Cientistas pedem por ações políticas ousadas para combater aumento global do consumo de alimentos ultraprocessados
Pesquisadores propõem ações rígidas iguais as impostas à indústria do tabaco
Um novo conjunto de estudos publicados na revista The Lancet acende um alerta internacional sobre o rápido avanço dos alimentos ultraprocessados (UPFs) nas dietas de vários países. Segundo os pesquisadores, o crescimento contínuo desse tipo de produto já está associado ao agravamento de doenças crônicas e ao enfraquecimento da segurança alimentar, exigindo respostas coordenadas e firmes por parte de governos ao redor do mundo.
Os UPFs, definidos pelo sistema Nova como produtos industriais formulados com ingredientes altamente processados, aditivos cosméticos e substâncias derivadas de commodities baratas, estão substituindo refeições frescas e minimamente processadas em escala global.
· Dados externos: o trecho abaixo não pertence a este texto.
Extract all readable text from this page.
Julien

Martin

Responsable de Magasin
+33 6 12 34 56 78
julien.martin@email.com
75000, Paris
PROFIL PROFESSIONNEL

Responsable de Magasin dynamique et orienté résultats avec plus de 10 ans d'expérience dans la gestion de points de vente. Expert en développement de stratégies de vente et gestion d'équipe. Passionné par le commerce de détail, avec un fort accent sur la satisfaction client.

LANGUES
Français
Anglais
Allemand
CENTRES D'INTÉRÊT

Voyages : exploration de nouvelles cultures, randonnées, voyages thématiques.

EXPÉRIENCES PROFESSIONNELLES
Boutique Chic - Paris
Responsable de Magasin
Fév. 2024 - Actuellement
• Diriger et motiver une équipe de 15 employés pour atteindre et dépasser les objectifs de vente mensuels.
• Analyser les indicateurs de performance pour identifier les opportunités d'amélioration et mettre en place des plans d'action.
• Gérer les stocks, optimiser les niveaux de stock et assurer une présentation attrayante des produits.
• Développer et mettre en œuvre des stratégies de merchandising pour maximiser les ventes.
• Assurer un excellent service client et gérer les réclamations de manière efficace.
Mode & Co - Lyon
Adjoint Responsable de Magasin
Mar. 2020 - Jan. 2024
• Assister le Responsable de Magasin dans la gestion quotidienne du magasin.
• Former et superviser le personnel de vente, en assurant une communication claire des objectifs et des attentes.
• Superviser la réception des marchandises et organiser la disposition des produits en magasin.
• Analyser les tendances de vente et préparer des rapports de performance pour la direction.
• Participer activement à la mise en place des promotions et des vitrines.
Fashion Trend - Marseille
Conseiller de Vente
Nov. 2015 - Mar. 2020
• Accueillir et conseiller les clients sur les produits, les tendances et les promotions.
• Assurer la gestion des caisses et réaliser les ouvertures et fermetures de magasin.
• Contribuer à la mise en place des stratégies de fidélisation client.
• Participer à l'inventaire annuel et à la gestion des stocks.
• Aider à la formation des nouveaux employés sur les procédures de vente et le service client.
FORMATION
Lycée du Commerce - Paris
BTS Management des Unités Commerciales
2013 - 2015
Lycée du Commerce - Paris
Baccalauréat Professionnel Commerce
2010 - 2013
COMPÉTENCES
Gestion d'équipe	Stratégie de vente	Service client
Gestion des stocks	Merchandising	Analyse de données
De acordo com a série de três artigos, essa mudança alimentar está diretamente ligada a maior risco de obesidade, diabetes tipo 2, doenças cardiovasculares, depressão e mortalidade precoce.
Os autores argumentam que, embora debates acadêmicos sobre definições e classificações continuem, as evidências já são robustas o suficiente para justificar intervenções urgentes. A demora na adoção de políticas públicas, alertam os especialistas, tende a reforçar o domínio de grandes corporações transnacionais que lucram com a expansão desses produtos e atuam politicamente para impedir regulações mais rígidas.
Pesquisadores pedem por ações no âmbito político
Entre as recomendações apresentadas estão a inclusão de marcadores de ultraprocessamento em rótulos frontais, restrições à publicidade (especialmente a...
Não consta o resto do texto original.